An individual metric is called an instrument. Example instruments of the router include:
- Number of received requests
- Histogram of request durations
- Number of in-flight requests
See Instruments for an overview of available instruments and a guide for configuring and customizing instruments.
Traces and spans
Traces monitor the flow of a request through the Apollo Router. A trace is composed of spans. A span captures a request's duration as it flows through the router request lifecycle. Spans may include contextual information about the request, such as the HTTP status code, or the name of the subgraph being queried.
Examples of spans include:
router
- Wraps an entire request from the HTTP perspectivesupergraph
- Wraps a request once GraphQL parsing has taken placesubgraph
- Wraps a request to a subgraph.
Traces are consumed via tracing exporters.
Router telemetry exporters
The Apollo Router exports its collected telemetry in formats compatible with industry-standard APM tools. The router supports logging, metrics, and tracing exporters for a variety of tools, including:
- Prometheus
- OpenTelemetry Collector
- Datadog
- New Relic
- Jaeger
- Zipkin
For more information, see logging exporters, metrics exporters, and tracing exporters.
Router telemetry attributes
You can annotate events, metrics, and spans with attributes. Attributes are key-value pairs that add contextual information about the Apollo Router pipeline to telemetry. You can then use these attributes to filter and group data in your APMs.

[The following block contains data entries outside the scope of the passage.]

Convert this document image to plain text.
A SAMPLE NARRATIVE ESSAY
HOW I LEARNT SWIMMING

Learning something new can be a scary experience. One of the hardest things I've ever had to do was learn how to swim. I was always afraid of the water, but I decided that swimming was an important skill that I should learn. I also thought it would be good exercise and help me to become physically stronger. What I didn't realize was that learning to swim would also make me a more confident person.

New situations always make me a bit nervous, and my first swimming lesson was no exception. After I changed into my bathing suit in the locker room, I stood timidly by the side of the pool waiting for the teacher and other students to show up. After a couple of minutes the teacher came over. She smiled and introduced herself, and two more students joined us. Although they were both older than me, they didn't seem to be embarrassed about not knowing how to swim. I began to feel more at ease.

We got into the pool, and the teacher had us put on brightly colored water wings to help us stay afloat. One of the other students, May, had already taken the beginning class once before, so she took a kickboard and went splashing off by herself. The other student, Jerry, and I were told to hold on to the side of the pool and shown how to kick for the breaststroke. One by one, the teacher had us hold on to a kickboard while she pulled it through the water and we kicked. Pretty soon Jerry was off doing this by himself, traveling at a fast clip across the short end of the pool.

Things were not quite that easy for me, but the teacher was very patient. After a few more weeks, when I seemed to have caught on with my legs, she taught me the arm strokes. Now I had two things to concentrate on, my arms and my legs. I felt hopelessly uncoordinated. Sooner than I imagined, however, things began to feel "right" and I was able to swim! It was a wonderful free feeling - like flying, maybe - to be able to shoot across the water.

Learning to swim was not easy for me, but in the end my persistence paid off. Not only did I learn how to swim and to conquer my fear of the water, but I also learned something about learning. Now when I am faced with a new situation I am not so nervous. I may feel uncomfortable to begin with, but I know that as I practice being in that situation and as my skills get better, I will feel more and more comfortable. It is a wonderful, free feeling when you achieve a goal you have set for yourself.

Example attributes include:
- HTTP status code
- GraphQL operation name
- Subgraph name
You can use standard attributes or selectors as span attributes.
Custom attributes for spans require a GraphOS Dedicated or Enterprise plan.
Best practices
Balancing telemetry and router performance
Keep in mind that the amount of telemetry you add can impact your router's performance.
- Custom metrics, events, and attributes consume more processing resources than standard metrics. Adding too many (standard or custom) can slow your router down.
- Configurations such as
events.*.request|error|response
that produce output for all router lifecycle services should only be used for development or debugging, not for production.
For properly logged telemetry, you should use a log verbosity of info
. Set the values of RUST_LOG
or APOLLO_ROUTER_LOG
environment variables and the --log
CLI option to info
. Using less verbose logging, such as error
, can cause some attributes to be dropped.